Он уставился на меня с любопытством.

– Христом Богом надеюсь, что вы нормальный человек… Очередной извращенец был бы последней соломинкой.

– Извращенец? – переспросил я.

– Да вы сами знаете, о чем я, – сказал он, помахивая рукой. – Типичные извращенцы вроде алкашей, бомжей, мазуриков… один бог ведает, из каких щелей они вылезают… Никчемная дрянь! Шныряют тут, что-то все вынюхивают, дарят мне во-от такие улыбки, а потом испаряются, ни словечка, ни полсловечка не дав ни в одну колонку. – Он мрачно покачал головой. – Как прикажете делать газету, если из всех работников у тебя сплошные винные башки?

– Печальная картина, – сказал я.

– Так оно и есть, – буркнул Лоттерман, – уж поверьте мне, так оно и есть. – Здесь он поднял голову. – Словом, осмотритесь, познакомьтесь с людьми, но только побыстрее. Когда закончите, ступайте в архив и покопайтесь в прошлых выпусках… Сделайте конспект, получите представление о том, что творится в городе. – Он сам себе покивал. – А потом уже можете заглянуть к Сегарре, нашему главному редактору. Я попросил его ввести вас в курс дела.

Мы еще поговорили, и я упомянул, что ходят слухи, будто газета может загнуться.

Лоттерман как-то встревожился.

– А, это вам Сала наболтал? Да вы не обращайте на него внимания… Он вообще давно спятил!

Я улыбнулся.

– Хорошо, не буду… Просто подумал, что правильнее было бы у вас спросить.

– Сумасшедших развелось, не продохнуть, – резко ответил он. – Чего нам не хватает, так это здравомыслия.

По пути в архив я задался мыслью, как долго смогу продержаться в Сан-Хуане… пока не получу ярлык проныры или извращенца, пока не начну кусать локти или попаду на ножи шайки националистов. В памяти всплыл голос Лоттермана, когда он звонил мне в Нью-Йорк; его непонятная взвинченность и странная манера выражаться. Тогда я просто это почувствовал, а вот сейчас, можно сказать, увидел его воочию – как он тискает трубку побелевшими кулаками, пытаясь сохранить голос ровным, пока толпа собирается на пороге редакции, а пьяные репортеры мочатся на офисное имущество… как он сдавленно бурчит в телефон: «Ну конечно, Кемп, вы явно нормальный человек, так что давайте к нам…»

И вот я здесь, новая физиономия в змеиной яме, будущий извращенец с пока что непоставленным диагнозом, в галстуке с пестрым шотландским узором и сорочке с пуговичками, уже немолодой, но еще не переваливший за кризисный возраст… Человек на краю незнамо чего, семенящий к газетному архиву копаться в местных сплетнях.

Я провел там минут двадцать, когда появился худощавый, смазливый пуэрториканец и пальцем постучал мне по плечу.

– Кемп? – сказал он. – Я Ник Сегарра.

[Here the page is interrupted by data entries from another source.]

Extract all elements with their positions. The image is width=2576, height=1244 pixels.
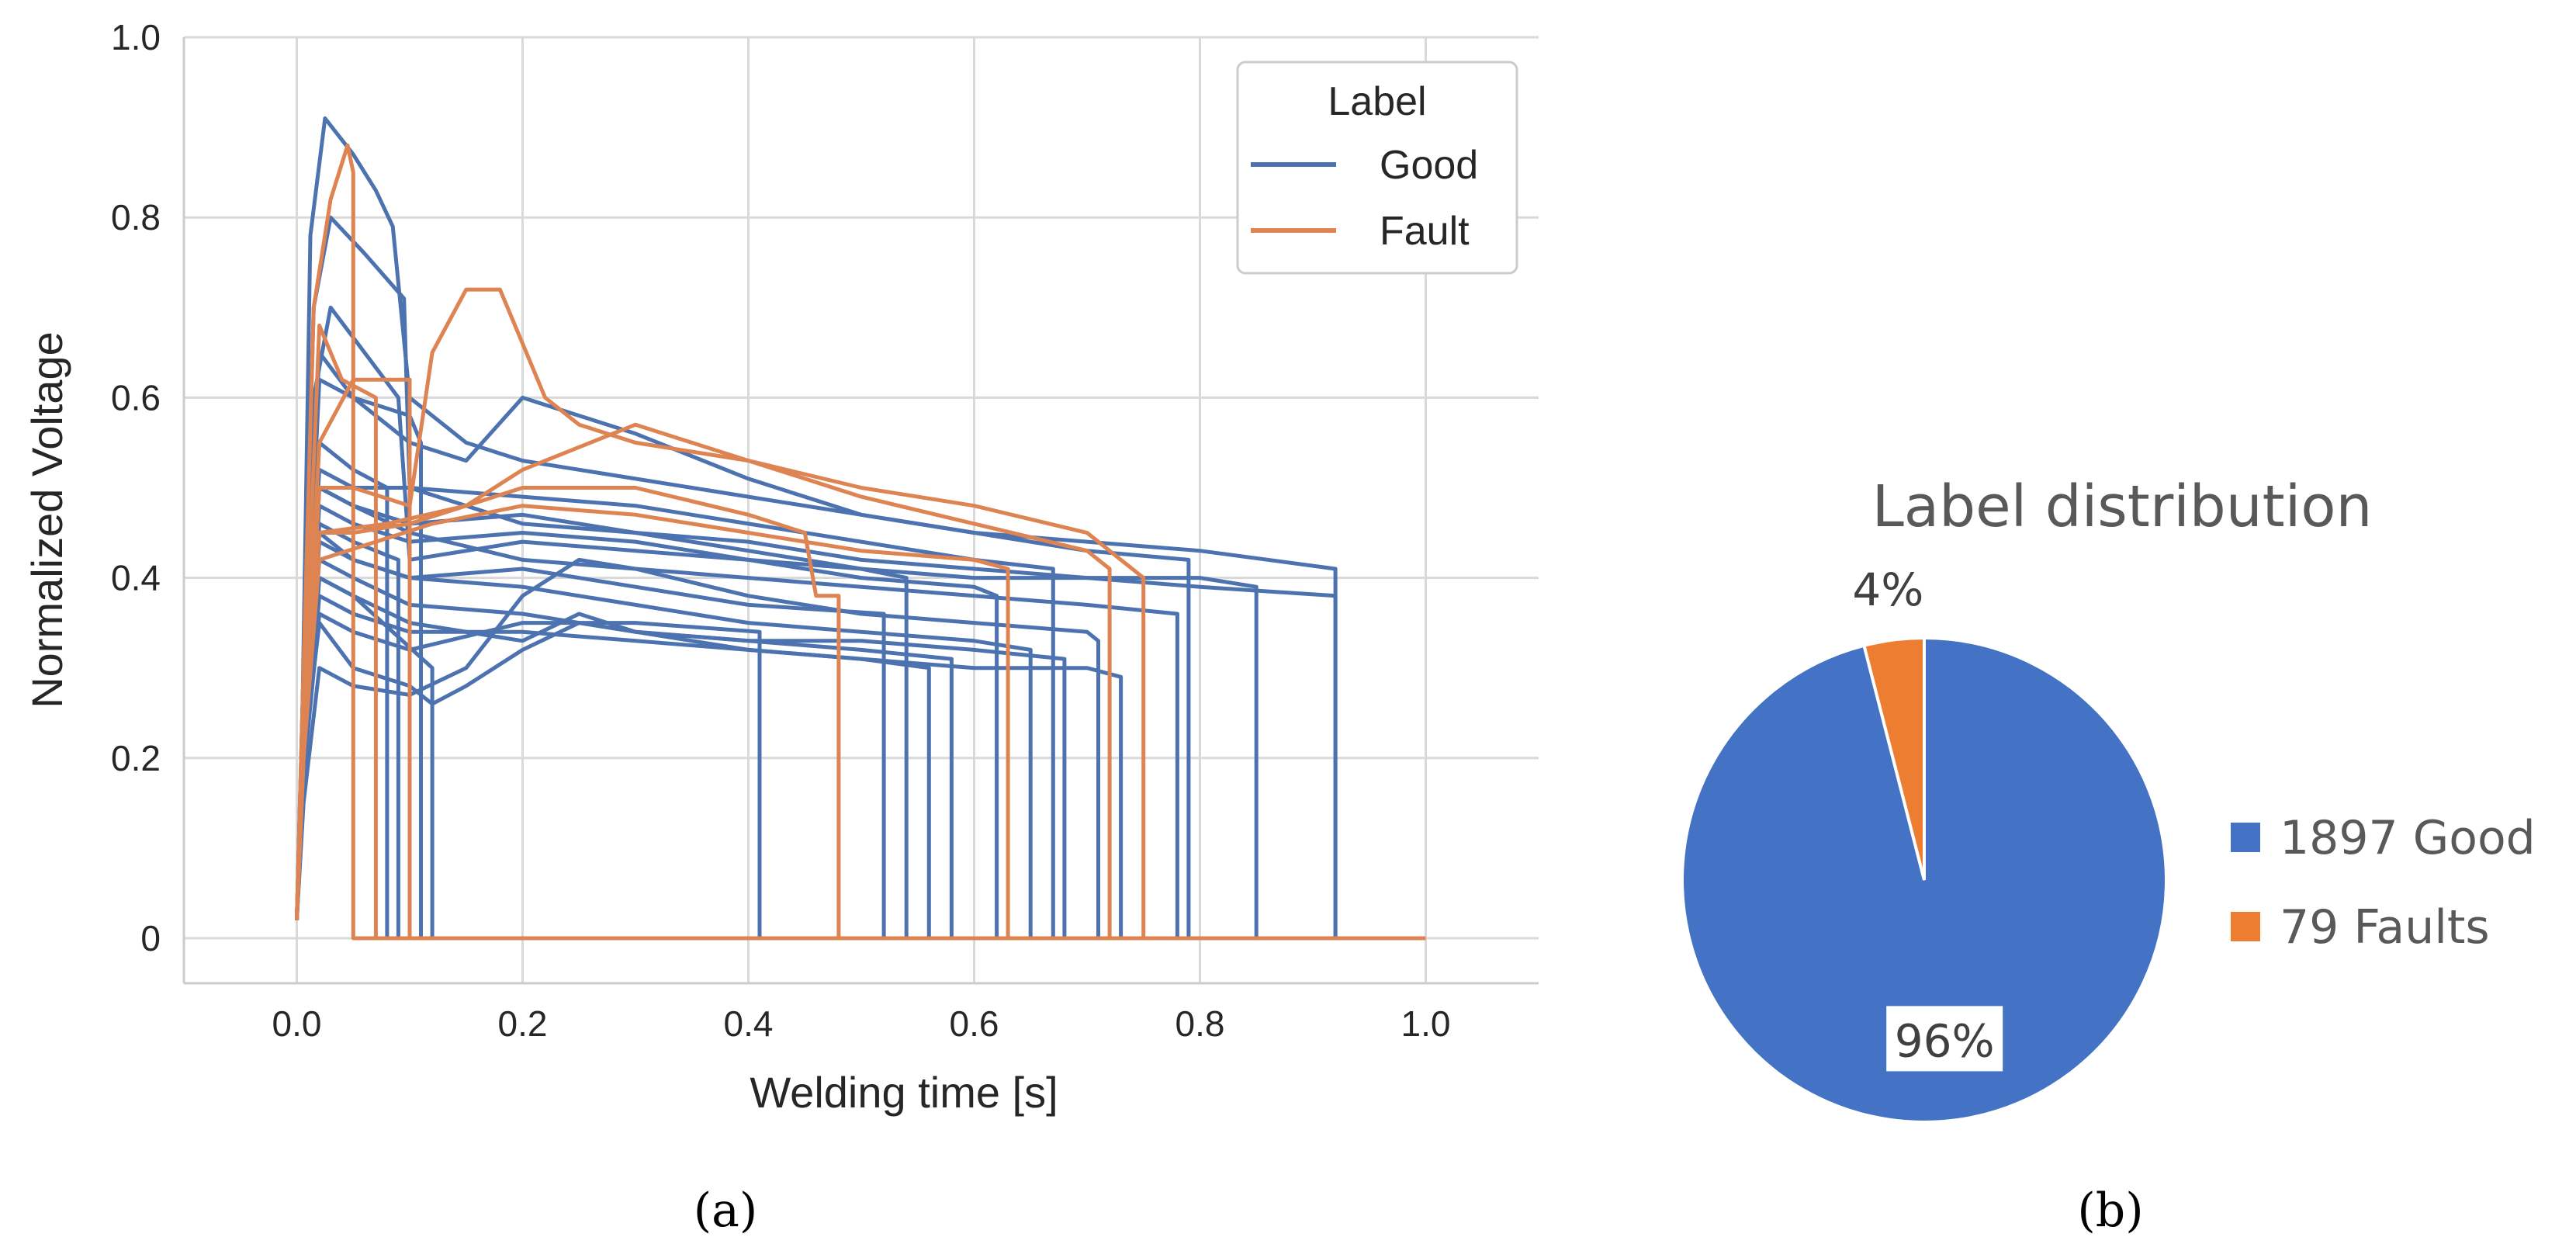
voltage-line-chart: 0.0 0.2 0.4 0.6 0.8 1.0 0 0.2 0.4 0.6 0.8 1.0 Weld… — [23, 17, 1539, 1117]
pie-data-labels: 96% 4% — [1852, 563, 2003, 1072]
pie-legend-swatch-faults — [2231, 912, 2260, 941]
series-line-good — [295, 531, 1033, 938]
x-tick-label: 0.4 — [724, 1003, 774, 1044]
pie-legend-swatch-good — [2231, 823, 2260, 852]
series-line-fault — [295, 143, 1426, 941]
x-tick-label: 1.0 — [1401, 1003, 1451, 1044]
caption-b: (b) — [2077, 1183, 2143, 1238]
chart-series-lines — [295, 116, 1426, 941]
series-line-good — [295, 350, 1191, 938]
series-line-good — [295, 539, 886, 938]
x-tick-label: 0.8 — [1175, 1003, 1225, 1044]
pie-legend-label-faults: 79 Faults — [2280, 900, 2490, 955]
y-tick-label: 1.0 — [111, 17, 161, 57]
series-line-good — [295, 612, 762, 938]
pie-title: Label distribution — [1872, 473, 2373, 540]
pie-label-good: 96% — [1895, 1014, 1995, 1067]
y-axis-label: Normalized Voltage — [23, 331, 71, 709]
pie-label-faults: 4% — [1852, 563, 1923, 616]
pie-slice-faults — [1861, 636, 1926, 881]
y-tick-label: 0.8 — [111, 197, 161, 237]
series-line-fault — [295, 504, 1010, 938]
x-tick-label: 0.2 — [498, 1003, 548, 1044]
pie-slices — [1680, 636, 2168, 1124]
series-line-good — [295, 116, 1338, 938]
legend-label-good: Good — [1380, 143, 1478, 188]
y-tick-label: 0.2 — [111, 738, 161, 778]
y-tick-labels: 0 0.2 0.4 0.6 0.8 1.0 — [111, 17, 161, 958]
y-tick-label: 0 — [140, 918, 161, 958]
x-axis-label: Welding time [s] — [750, 1068, 1058, 1117]
series-line-good — [295, 557, 1100, 938]
series-line-fault — [295, 486, 841, 938]
legend-box — [1236, 61, 1518, 275]
series-line-good — [295, 305, 1259, 938]
x-tick-label: 0.6 — [950, 1003, 999, 1044]
series-line-fault — [295, 422, 1112, 938]
y-tick-label: 0.6 — [111, 377, 161, 418]
pie-label-bg — [1886, 1006, 2003, 1072]
pie-legend-label-good: 1897 Good — [2280, 811, 2536, 865]
chart-axes — [182, 37, 1539, 985]
x-tick-labels: 0.0 0.2 0.4 0.6 0.8 1.0 — [272, 1003, 1451, 1044]
series-line-fault — [295, 287, 1146, 938]
x-tick-label: 0.0 — [272, 1003, 322, 1044]
caption-a: (a) — [694, 1183, 758, 1238]
legend-title: Label — [1328, 79, 1426, 124]
y-tick-label: 0.4 — [111, 558, 161, 598]
pie-legend: 1897 Good 79 Faults — [2231, 811, 2536, 955]
series-line-good — [295, 621, 1067, 938]
chart-legend: Label Good Fault — [1236, 61, 1518, 275]
legend-label-fault: Fault — [1380, 209, 1470, 254]
label-distribution-pie-chart: Label distribution 96% 4% 1897 Good 79 Fa… — [1680, 473, 2536, 1124]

Найдется минутка?

Я встал, и мы обменялись рукопожатием. Глаза у него были маленькие, волосы уложены столь тщательно, что у меня закралось подозрение, не парик ли. Сегарра и внешне напоминал человека, пишущего биографию губернатора, да и вообще смахивал на завсегдатая губернаторских коктейльных раутов.

Пока мы пересекали редакционный зал к его столу, что помещался в одном из углов, в дверях возник некий человек, словно сошедший с рекламного плаката местной марки рома, и помахал Сегарре. Элегантный, улыбчивый, с лицом типичного американца, отлично загоревший, в сером льняном костюме… не иначе, один из посольских.

Он тепло поприветствовал Сегарру, и они пожали друг другу руки.

– Там на улице такие симпатичные люди собрались, – сообщил незнакомец. – Один в меня даже плюнул.

Сегарра покачал головой.

– Ужас, ужас… А наш Эд не унимается, все дразнит их почем зря. – Тут он поглядел в мою сторону. – Пол Кемп, – сказал он. – Хал Сандерсон.

Мы обменялись рукопожатием. У Сандерсона оказалась твердая, опытная ладонь, и у меня возникло чувство, что ему в юности кто-то насоветовал, что мужчину, дескать, меряют по силе рукопожатия. Он улыбнулся, затем перевел взгляд на Сегарру.

– У вас найдется время пропустить по стопочке? Похоже, я наткнулся на кое-что любопытное.

Тот посмотрел на часы.

– Да о чем речь, я как раз собрался уходить. – Он обернулся ко мне: – Поговорим завтра, хорошо?

Я уже шел к двери, когда Сегарра крикнул мне в спину:

– Рад знакомству, Пол. Как-нибудь обязательно пообедаем вместе.

– Да о чем речь, – сказал я.



Остаток дня я провел в архиве и ушел в восемь. На выходе из редакции столкнулся с Салой.